Figure 4.Deposition of CENPA at regulatory regions across the genome in the VCaP prostate cancer cell line. A, heat map across 4-kb windows of CENPA ChIP versus input signals centered at the CENPA peaks. B, UCSC Genome Browser illustration of CENPA binding to transcriptional start site (TSS) of the CDC25C gene on chromosome 5. C, 569 CENPA peaks were subjected to Gene Ontology assessment. Representative concepts are rank ordered by their FDR. D, CENPA peaks were annotated against 16 genomic regions relative to known genes. CDS, coding sequence; CGI, CpG Island. Peak abundance (black bars) was compared with abundance from random selection (gray bars) within each genomic region.
Figure 5.Transcriptional profile of CENPA-depleted prostate cancer cells. A, Jitterplot reflecting CENPA knockdown efficacy across all replicates (Rep.). CENPA mRNA levels are depicted as a logarithmic representation of reads per kilobase per million (RPKM) from all replicates. B, heat map representation of the 427 DEGs compared with a nontargeting shRNA to two independent CENPA-targeted shRNAs. Unsupervised hierarchical clustering was performed to group samples (columns) and genes (rows) by similarities in data structure. C, ontologic assessments conducted on the 427 DEGs using the RNAEnrich program. A subset of significant concepts from the analysis of CENPA-depleted cells are depicted. The Kyoto Encyclopedia of Genes and Genomes (KEGG) and Gene Ontology (GO) are databases that reflect ontologies representative of connected biological processes. D, transcriptional profile of CENPA-depleted 22Rv1 cells merged with CENPA ChIP-seq data from VCaP. The genes listed demonstrate both differential expression with CENPA depletion, as well as CENPA binding. The directionality of differential expression for each gene is depicted in the right column. Only genes that satisfy the absolute log fold change > 2, and FDR < 0.05 were considered for integrative analysis.
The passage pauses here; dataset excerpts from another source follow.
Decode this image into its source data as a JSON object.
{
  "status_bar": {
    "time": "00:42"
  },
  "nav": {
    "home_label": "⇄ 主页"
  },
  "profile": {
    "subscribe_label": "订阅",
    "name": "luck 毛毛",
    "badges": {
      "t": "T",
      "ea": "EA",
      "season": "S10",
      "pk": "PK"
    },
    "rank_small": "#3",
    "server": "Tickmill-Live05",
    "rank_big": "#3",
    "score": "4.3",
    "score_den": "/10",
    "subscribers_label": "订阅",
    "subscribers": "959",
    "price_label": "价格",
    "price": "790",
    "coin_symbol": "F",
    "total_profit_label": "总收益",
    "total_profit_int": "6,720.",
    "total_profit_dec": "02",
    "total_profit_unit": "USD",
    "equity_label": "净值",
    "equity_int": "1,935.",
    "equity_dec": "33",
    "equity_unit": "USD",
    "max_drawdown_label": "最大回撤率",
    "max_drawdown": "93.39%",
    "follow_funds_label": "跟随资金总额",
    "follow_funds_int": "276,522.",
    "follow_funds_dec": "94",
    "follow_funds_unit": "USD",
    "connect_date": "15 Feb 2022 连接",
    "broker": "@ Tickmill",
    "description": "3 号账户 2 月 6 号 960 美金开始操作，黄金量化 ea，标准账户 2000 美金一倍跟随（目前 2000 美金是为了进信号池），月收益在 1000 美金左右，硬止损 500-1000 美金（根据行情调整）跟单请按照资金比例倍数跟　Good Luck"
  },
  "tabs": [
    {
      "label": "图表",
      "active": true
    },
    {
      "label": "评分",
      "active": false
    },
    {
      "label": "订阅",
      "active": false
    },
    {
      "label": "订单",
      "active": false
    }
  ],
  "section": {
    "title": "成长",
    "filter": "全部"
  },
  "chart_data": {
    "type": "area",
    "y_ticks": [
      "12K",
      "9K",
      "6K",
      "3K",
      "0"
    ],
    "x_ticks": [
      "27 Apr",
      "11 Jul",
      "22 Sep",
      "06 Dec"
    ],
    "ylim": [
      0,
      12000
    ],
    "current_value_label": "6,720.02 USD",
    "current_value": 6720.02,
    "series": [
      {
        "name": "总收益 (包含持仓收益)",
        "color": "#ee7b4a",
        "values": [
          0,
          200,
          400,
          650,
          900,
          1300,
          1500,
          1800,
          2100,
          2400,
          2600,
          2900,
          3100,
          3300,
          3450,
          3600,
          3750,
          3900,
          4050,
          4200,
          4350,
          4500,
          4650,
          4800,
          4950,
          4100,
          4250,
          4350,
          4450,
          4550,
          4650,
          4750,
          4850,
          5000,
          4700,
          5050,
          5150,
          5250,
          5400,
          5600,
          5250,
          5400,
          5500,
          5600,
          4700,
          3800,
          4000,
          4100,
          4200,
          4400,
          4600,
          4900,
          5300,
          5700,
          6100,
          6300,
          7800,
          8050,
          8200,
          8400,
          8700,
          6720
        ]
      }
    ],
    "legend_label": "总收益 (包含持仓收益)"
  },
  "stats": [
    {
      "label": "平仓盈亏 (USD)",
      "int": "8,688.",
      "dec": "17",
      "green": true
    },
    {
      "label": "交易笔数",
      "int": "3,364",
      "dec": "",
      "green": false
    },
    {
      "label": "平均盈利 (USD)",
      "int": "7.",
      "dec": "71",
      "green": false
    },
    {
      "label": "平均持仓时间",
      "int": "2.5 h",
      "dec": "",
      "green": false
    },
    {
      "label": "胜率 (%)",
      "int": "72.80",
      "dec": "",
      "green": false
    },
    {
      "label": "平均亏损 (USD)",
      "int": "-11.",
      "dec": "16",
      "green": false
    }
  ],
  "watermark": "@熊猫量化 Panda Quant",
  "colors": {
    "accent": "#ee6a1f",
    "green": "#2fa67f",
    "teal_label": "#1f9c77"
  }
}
Figure 6.Schematic depiction of centromeric molecular alterations in cancer. Copy number alterations in the form of α-satellite deletions are observed across cancer types in both cell lines and tissue (50). CENPA, the H3 variant that traditionally occupies α-satellite DNA, ectopically binds gene regulatory elements, such as transcriptional start sites (TSS), of genes important for cell cycle progression, such as CDC25C, when overexpressed in cancer. Future studies are necessary to functionally link the ectopic localization to the α-satellite deletions.